As for patents – Bayer still markets and sells branded aspirin even though the patent for it has long since expired and cheaper generic brands flood the market (and I’m not even sure who held the original patent). You do have a point that the start-up costs for an endeavor like the one we are debating could be high, but in a free market that values and encourages entrepreneurs I do have faith that someone would take the plunge. And if not, or if there is the political will to speed matters up a bit, government can always incentivize the behaviour through tax breaks or straight subsidies.

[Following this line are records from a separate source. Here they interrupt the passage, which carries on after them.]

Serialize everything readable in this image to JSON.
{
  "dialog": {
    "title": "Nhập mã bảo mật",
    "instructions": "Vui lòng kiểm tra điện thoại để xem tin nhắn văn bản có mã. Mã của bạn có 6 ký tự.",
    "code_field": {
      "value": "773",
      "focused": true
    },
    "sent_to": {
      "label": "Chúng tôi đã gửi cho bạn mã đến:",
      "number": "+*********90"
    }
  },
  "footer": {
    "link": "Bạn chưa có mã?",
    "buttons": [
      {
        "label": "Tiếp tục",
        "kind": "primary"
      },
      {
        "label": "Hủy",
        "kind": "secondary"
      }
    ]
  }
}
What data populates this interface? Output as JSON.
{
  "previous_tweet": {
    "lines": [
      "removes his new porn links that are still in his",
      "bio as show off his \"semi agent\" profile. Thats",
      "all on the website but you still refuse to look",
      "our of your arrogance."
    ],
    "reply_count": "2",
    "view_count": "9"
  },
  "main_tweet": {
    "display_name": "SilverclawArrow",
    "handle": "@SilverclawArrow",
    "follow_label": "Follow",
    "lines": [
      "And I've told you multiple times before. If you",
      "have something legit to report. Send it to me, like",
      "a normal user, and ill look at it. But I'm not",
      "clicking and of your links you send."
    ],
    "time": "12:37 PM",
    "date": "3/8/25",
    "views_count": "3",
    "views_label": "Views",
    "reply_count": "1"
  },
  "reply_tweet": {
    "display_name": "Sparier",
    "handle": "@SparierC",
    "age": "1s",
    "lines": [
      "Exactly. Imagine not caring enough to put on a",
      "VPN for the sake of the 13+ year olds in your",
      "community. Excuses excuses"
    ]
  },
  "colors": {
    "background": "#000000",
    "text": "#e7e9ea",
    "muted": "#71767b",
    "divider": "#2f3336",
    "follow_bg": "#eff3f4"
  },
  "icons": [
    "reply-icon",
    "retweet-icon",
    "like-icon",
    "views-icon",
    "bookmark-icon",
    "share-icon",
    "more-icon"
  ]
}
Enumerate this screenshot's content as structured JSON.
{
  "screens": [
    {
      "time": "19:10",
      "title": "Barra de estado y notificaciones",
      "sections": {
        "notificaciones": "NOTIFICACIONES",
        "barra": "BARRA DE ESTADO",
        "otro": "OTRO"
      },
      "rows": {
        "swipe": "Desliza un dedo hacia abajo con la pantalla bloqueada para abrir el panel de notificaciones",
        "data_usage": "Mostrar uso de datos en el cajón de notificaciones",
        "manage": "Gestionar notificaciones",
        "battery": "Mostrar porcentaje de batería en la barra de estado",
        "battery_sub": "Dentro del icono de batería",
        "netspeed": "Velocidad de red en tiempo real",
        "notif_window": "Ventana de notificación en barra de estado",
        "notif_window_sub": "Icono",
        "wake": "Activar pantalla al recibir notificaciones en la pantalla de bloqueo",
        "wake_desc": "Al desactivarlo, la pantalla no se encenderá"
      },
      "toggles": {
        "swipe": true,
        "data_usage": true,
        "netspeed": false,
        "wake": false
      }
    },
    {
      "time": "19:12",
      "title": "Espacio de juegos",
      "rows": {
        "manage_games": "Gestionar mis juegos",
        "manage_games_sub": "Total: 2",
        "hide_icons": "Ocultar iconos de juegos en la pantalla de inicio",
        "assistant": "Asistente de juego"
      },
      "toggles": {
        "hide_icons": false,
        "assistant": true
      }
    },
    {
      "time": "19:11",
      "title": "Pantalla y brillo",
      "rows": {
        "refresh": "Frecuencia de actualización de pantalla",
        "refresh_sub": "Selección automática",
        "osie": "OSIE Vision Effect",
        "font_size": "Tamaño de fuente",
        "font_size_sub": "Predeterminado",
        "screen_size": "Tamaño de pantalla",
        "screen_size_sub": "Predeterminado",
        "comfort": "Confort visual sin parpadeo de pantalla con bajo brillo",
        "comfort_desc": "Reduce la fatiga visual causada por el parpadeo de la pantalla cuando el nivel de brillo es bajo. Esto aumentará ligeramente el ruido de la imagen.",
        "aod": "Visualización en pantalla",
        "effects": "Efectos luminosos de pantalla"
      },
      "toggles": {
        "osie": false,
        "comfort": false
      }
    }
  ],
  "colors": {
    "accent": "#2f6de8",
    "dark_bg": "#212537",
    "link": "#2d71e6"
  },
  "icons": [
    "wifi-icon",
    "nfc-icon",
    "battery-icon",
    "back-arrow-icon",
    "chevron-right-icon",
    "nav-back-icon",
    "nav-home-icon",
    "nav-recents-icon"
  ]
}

Tom — asprin is not a counterexample. To market asprin, you do not have to undertake an enormous randomised controlled trial. Of course there is a market in generic drugs. But the whole reason why you can have patents on new drugs is so that people can recoup the costs required to develope them. The problem is that similar costs are involved with combining old drugs, but no patents are possible. There’s really nothing to disagree with here — not even the drug companies would disagree with this. In fact, I bet that if they were engaged in this debate, they would argue for expansion of the patent system.
Michael – fully stipulated. My point in bringing up aspirin was to say only that companies will produce and market – and people will pay higher prices for – a branded product functionally identical to a cheaper generic version. By extension, they should be willing to pay higher prices for any potential new combinations of drugs like the ones we’re discussing (and in the hypothetical example you used, would cost $5). Looking back at my comment now I wasn’t being very clear.
Another thought occurs to me, however, a question for which I don’t know the answer. What is the primary driver of cost in drug R&D? If it is the trials themselves then I think we both have valid points and are debating around the margins. If the primary driver of costs is the research and design of the drug itself and not the trials, then costs in the model we are discussing should be significantly lower as the drugs we’re talking about have already been discovered. As I said, I don’t know the answer, and as I’ve been out of my depth for the better part of our discussion I won’t speculate further.
Yeah — that’s right. The issue here is about the trials. The question of which is more expensive depends a lot on the drug.
The fact that people will pay more for the combination drugs if forced to is irrelevant because there are other companies that can undercut the company that payed for the trials. I can wait for you to do the trial, and then sell the drug at cut-price myself.
A couple of companies have taken cheap generics (topiramate -newly off patent in US + fenfluramine and doxepin – an old tricyclic antidepressant) and are trying to get FDA approval as diet drugs. The first was turned down for psychiatric side effects (thoughts of suicide and the like – when Topamax was DTC marketed here, the manufacturer had to take out 4 magazine pages, 2 for the ad and 2 for the warnings), second hasn’t made it before the committee yet. Another diet drug candidate was a novel molecule, also turned down (IIRC for psychiatric side effects). Obviously there’s a massive market for such products here, perhaps they should be limited to those with BMIs over a particular number and require a monthly visit to the prescribing physician and/or certain tests before refills are given.